I have a friend from Costa Rica. A couple of months ago, I told him to give me ANYTHING in the world that he could think of to find. He had never really experienced the internet, and I was ready to WOW him.
The MFer told me to find a picture of a Costa Rican Ox Cart. It turns out his father worked his whole life making Ox Carts.
No problem I thought…
I pulled up ten thousand Ox Cart pictures in under a minute. I even pulled up directions on how to MAKE an Ox cart.
None of this was good enough. It seems the Costa Ricans have a SPECIAL ox cart, and Icould not find it.
So that is what I could not find, a picture of a Costa Rican ox cart.
I did find that sight in my search but the one we saw wasn’t like those at all. It was more tasteful than that, if a sweat shirt that exclaims that the wearer is a spoiled brat can be considered tasteful. It was just plaid letters sewn on to the shirt. I guess I was expecting to find some sort of spoiled brat underworld or something. I was really hoping to find an explanation of why someone would want such a thing.
I think I’ll take a different tack on this question. What can you NOT find on the Internet? Reality. Let me explain with an anecdote.
One day my yard guy was out mowing my lawn when it started to rain. He came inside, and I told him to take a break, and I’d show him something cool. I had just discovered satellite weather pictures on the net (this was a LONG time ago) and I said I’d check the weather for him, in just a few seconds we’d know whether more rain was coming or not. But there were some technical glitches, and I struggled for about 15 minutes to download the picture. As I was still pounding on the keyboard, my yard guy went over to the window and said, “hey look, it stopped raining!”

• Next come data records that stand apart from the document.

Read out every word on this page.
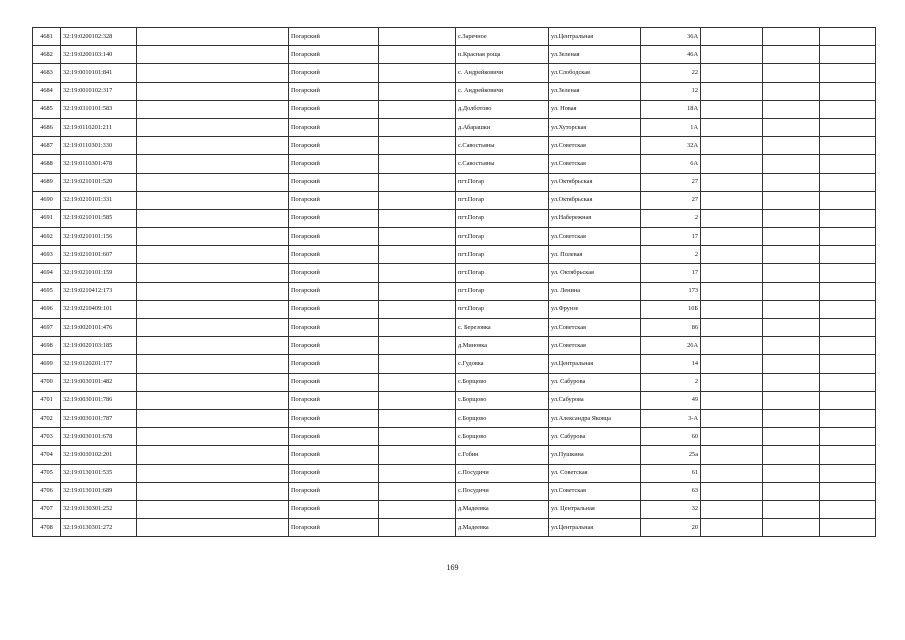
4681	32:19:0200102:328		Погарский		с.Заречное	ул.Центральная	36А			
4682	32:19:0200103:140		Погарский		п.Красная роща	ул.Зеленая	46А			
4683	32:19:0010101:841		Погарский		с. Андрейковичи	ул.Слободская	22			
4684	32:19:0010102:317		Погарский		с. Андрейковичи	ул.Зеленая	12			
4685	32:19:0310101:583		Погарский		д.Долботово	ул. Новая	18А			
4686	32:19:0110201:211		Погарский		д.Абарашки	ул.Хуторская	1А			
4687	32:19:0110301:330		Погарский		с.Савостьяны	ул.Советская	32А			
4688	32:19:0110301:478		Погарский		с.Савостьяны	ул.Советская	6А			
4689	32:19:0210101:520		Погарский		пгт.Погар	ул.Октябрьская	27			
4690	32:19:0210101:331		Погарский		пгт.Погар	ул.Октябрьская	27			
4691	32:19:0210101:585		Погарский		пгт.Погар	ул.Набережная	2			
4692	32:19:0210101:156		Погарский		пгт.Погар	ул.Советская	17			
4693	32:19:0210101:607		Погарский		пгт.Погар	ул. Полевая	2			
4694	32:19:0210101:159		Погарский		пгт.Погар	ул. Октябрьская	17			
4695	32:19:0210412:173		Погарский		пгт.Погар	ул. Ленина	173			
4696	32:19:0210409:101		Погарский		пгт.Погар	ул.Фрунзе	10Б			
4697	32:19:0020101:476		Погарский		с. Березовка	ул.Советская	86			
4698	32:19:0020103:185		Погарский		д.Миновка	ул.Советская	26А			
4699	32:19:0120201:177		Погарский		с.Гудовка	ул.Центральная	14			
4700	32:19:0030101:482		Погарский		с.Борщово	ул. Сабурова	2			
4701	32:19:0030101:786		Погарский		с.Борщово	ул.Сабурова	49			
4702	32:19:0030101:787		Погарский		с.Борщово	ул.Александра Яковца	3-А			
4703	32:19:0030101:678		Погарский		с.Борщово	ул. Сабурова	60			
4704	32:19:0030102:201		Погарский		с.Гобин	ул.Пушкина	25а			
4705	32:19:0130101:535		Погарский		с.Посудичи	ул. Советская	61			
4706	32:19:0130101:689		Погарский		с.Посудичи	ул.Советская	63			
4707	32:19:0130301:252		Погарский		д.Мадеевка	ул. Центральная	32			
4708	32:19:0130301:272		Погарский		д.Мадеевка	ул.Центральная	20			
169
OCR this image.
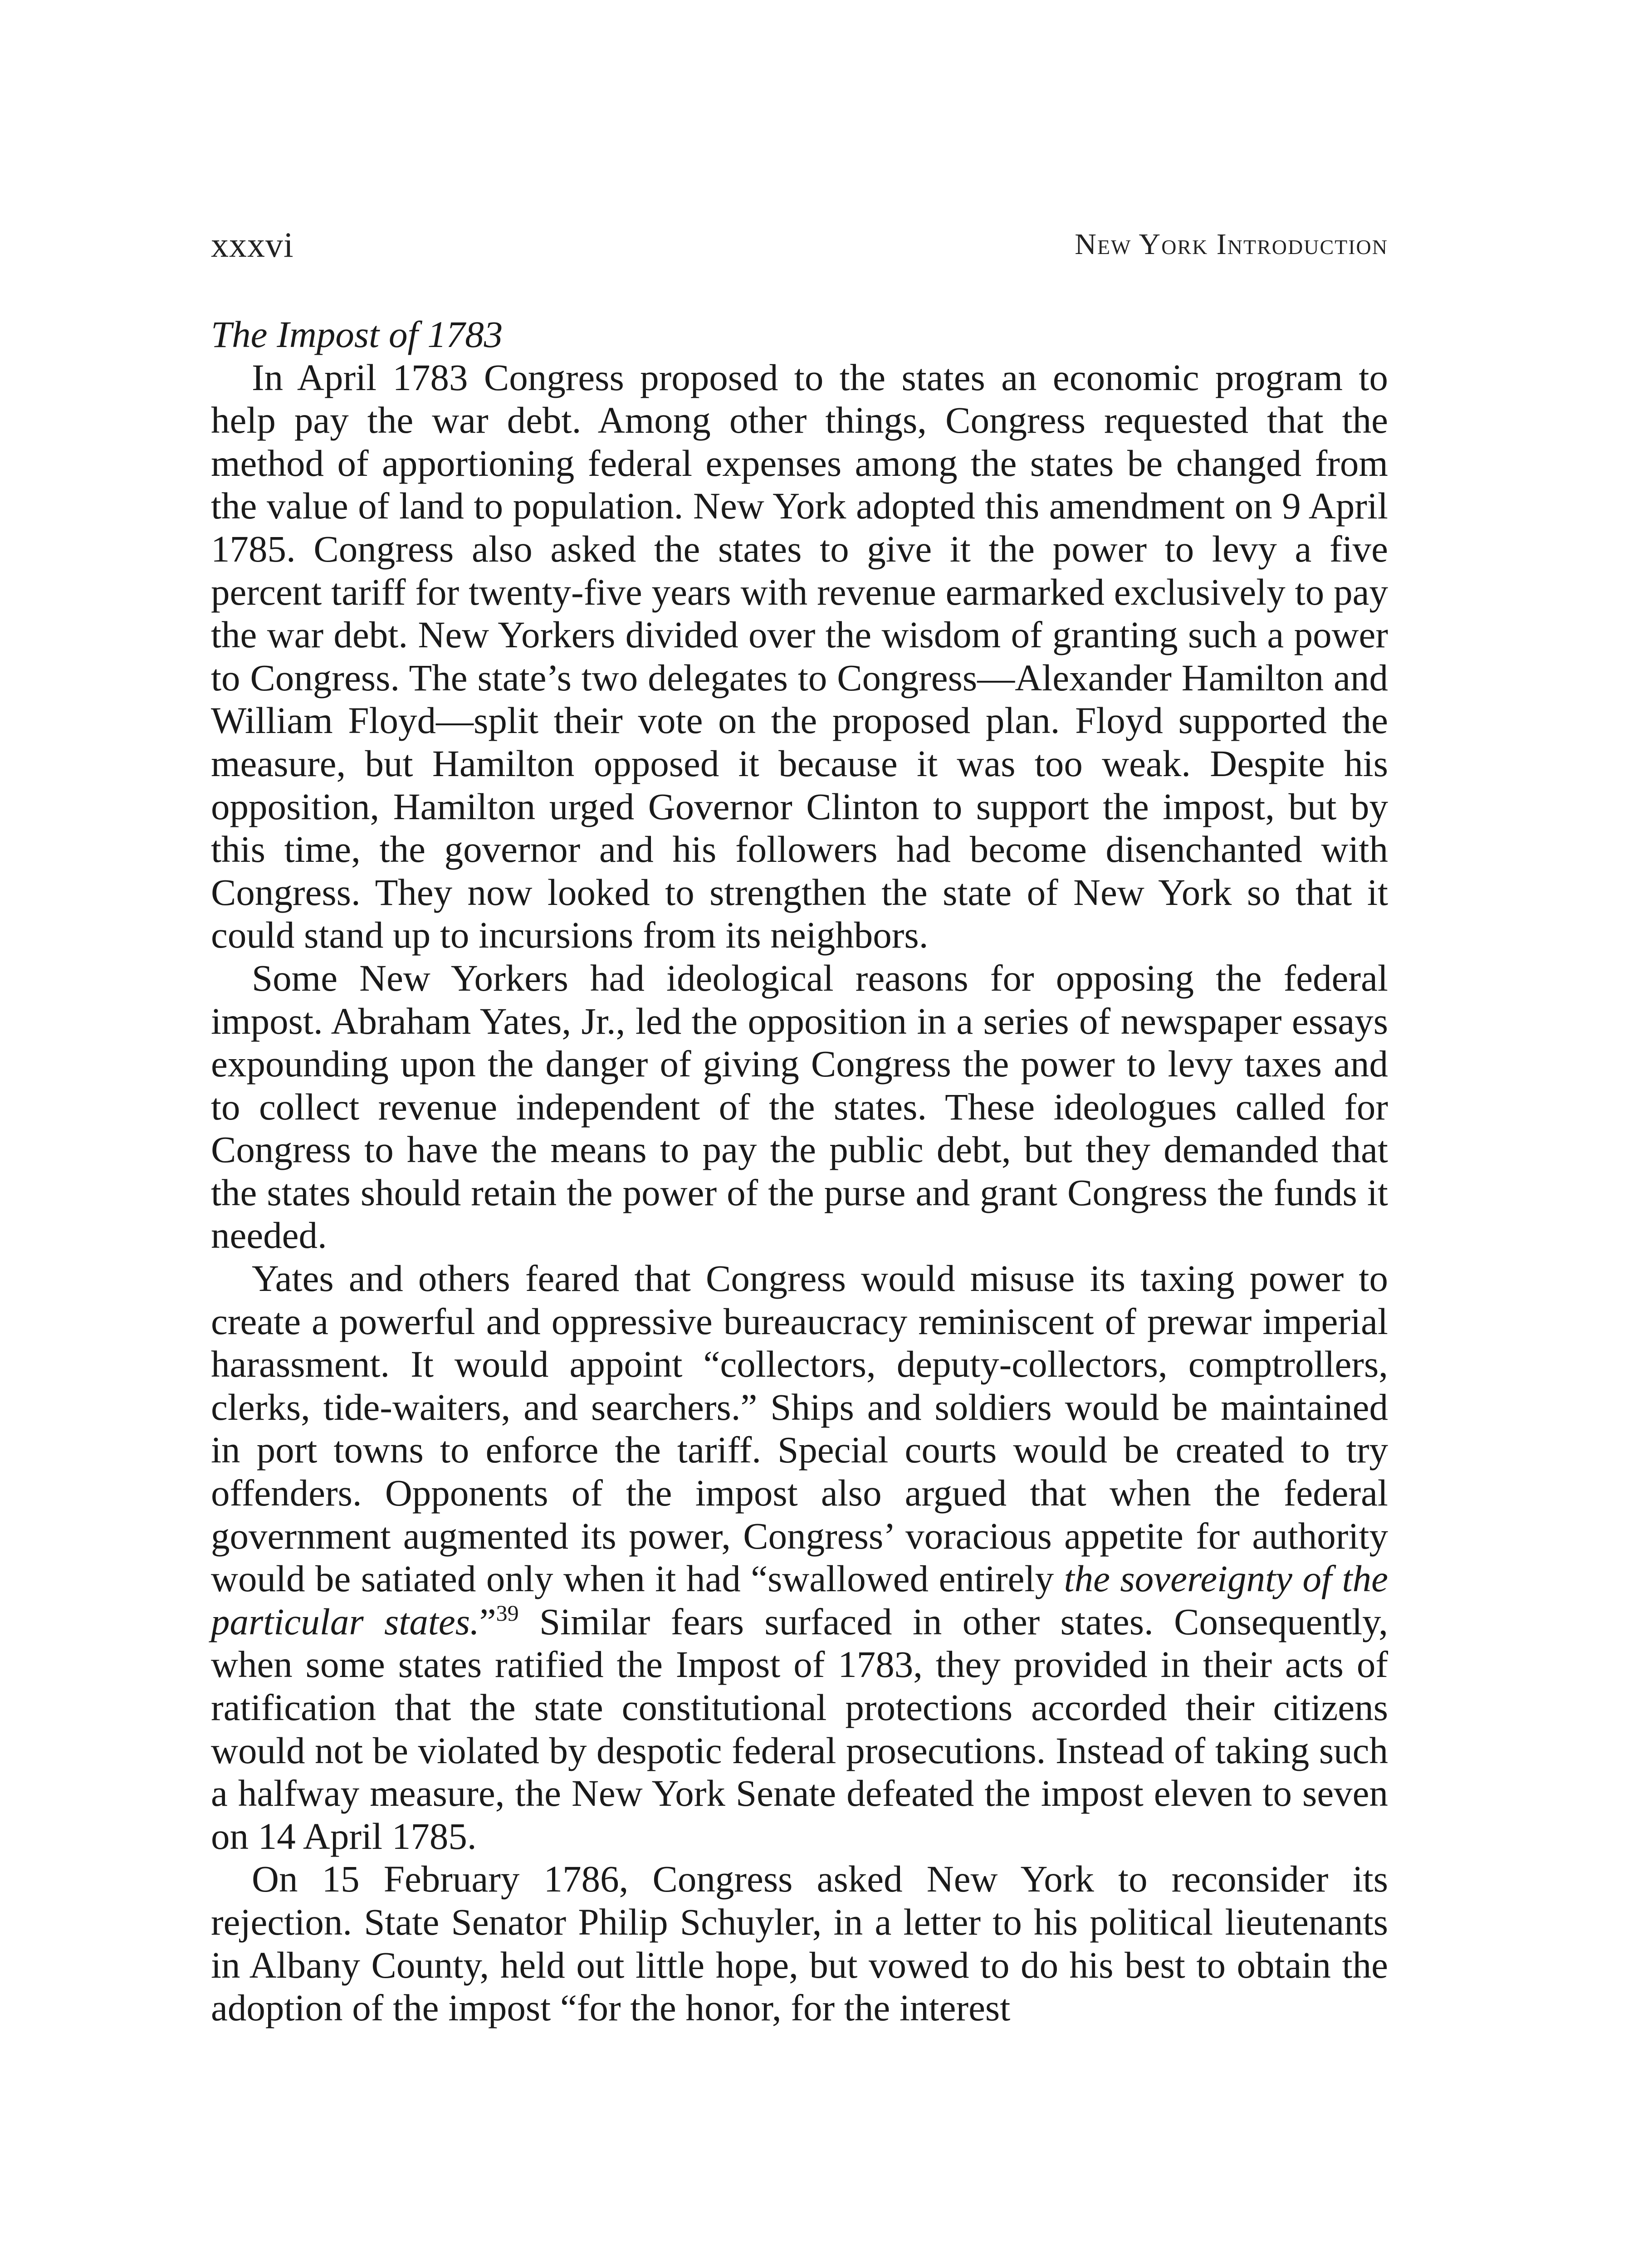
xxxvi	New York Introduction

The Impost of 1783

In April 1783 Congress proposed to the states an economic program to help pay the war debt. Among other things, Congress requested that the method of apportioning federal expenses among the states be changed from the value of land to population. New York adopted this amendment on 9 April 1785. Congress also asked the states to give it the power to levy a five percent tariff for twenty-five years with revenue earmarked exclusively to pay the war debt. New Yorkers divided over the wisdom of granting such a power to Congress. The state’s two delegates to Congress—Alexander Hamilton and William Floyd—split their vote on the proposed plan. Floyd supported the measure, but Hamilton opposed it because it was too weak. Despite his opposition, Hamilton urged Governor Clinton to support the impost, but by this time, the governor and his followers had become disenchanted with Congress. They now looked to strengthen the state of New York so that it could stand up to incursions from its neighbors.

Some New Yorkers had ideological reasons for opposing the federal impost. Abraham Yates, Jr., led the opposition in a series of newspaper essays expounding upon the danger of giving Congress the power to levy taxes and to collect revenue independent of the states. These ideologues called for Congress to have the means to pay the public debt, but they demanded that the states should retain the power of the purse and grant Congress the funds it needed.

Yates and others feared that Congress would misuse its taxing power to create a powerful and oppressive bureaucracy reminiscent of prewar imperial harassment. It would appoint “collectors, deputy-collectors, comptrollers, clerks, tide-waiters, and searchers.” Ships and soldiers would be maintained in port towns to enforce the tariff. Special courts would be created to try offenders. Opponents of the impost also argued that when the federal government augmented its power, Congress’ voracious appetite for authority would be satiated only when it had “swallowed entirely the sovereignty of the particular states.”$^{39}$ Similar fears surfaced in other states. Consequently, when some states ratified the Impost of 1783, they provided in their acts of ratification that the state constitutional protections accorded their citizens would not be violated by despotic federal prosecutions. Instead of taking such a halfway measure, the New York Senate defeated the impost eleven to seven on 14 April 1785.

On 15 February 1786, Congress asked New York to reconsider its rejection. State Senator Philip Schuyler, in a letter to his political lieutenants in Albany County, held out little hope, but vowed to do his best to obtain the adoption of the impost “for the honor, for the interest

A lot of medical stuff I’ve looked for on the web is in proprietary journals.
More to the point, there was a derivative skateboarder T-shirt showing Betty kissing Veronica in a provocative sort of way. I’d be interested to know where they are commercially available.
Granted many of the things I try to search down are either obscure, or I just haven’t enough info to enter into a search engine. Usually I’ll then post it here, hoping my inadequate memory will at least spark someone out there. In most cases it has. Thanks again, bibliphage for answering many of them.
However, I now feel rather certain that I may go to my grave never knowing what that Russian line Chekov uttered in Star Trek III was, what old TV western purportedly captured a UFO flying by in the background, or what the real story was behind the squad of Marines who cared for a Japanese baby through the battle for Okinawa.
And at the moment, I’m trying to coax a recent photograph of British actress Eve Matheson out of Google.
All in all, ain’t the Net, and especially SDMB, grand?!